Sind Medikamente der nächste ganz große Markt im Online-Business? Versandapotheken wie DocMorris oder Shop-Apotheke boomen, Amazon steigt in den USA mit Verve ins Geschäft ein, Zeitschriften-Verlage wie der Wort & Bild Verlag („Apotheken Umschau“) wollen im Plattform-Geschäft mitmischen. Eine Studie beleuchtet die Chancen und Herausforderungen digitaler Bestellplattformen für Medikamente.
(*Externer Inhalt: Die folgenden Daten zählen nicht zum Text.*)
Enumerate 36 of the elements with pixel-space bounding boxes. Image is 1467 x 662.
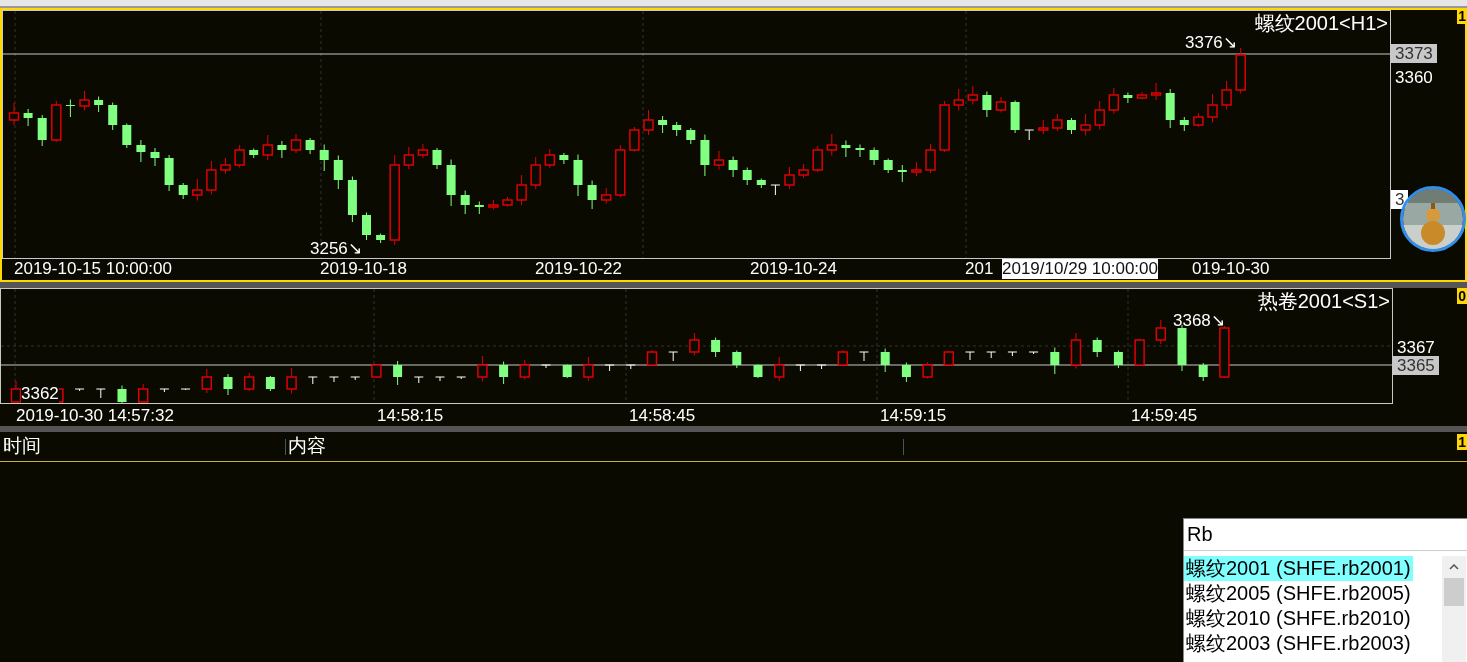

Die digitalen Plattformen können Rückenwind erwarten. Dem Gesetzgeber sei Dank. Durch die gesetzliche geforderte Einführung des e-Rezepts im Jahre 2022 ist absehbar, dass sich auch die Umsätze rezeptpflichtiger Medikamente lokaler Apotheken in Richtung des Apothekenversandhandels verschieben werden.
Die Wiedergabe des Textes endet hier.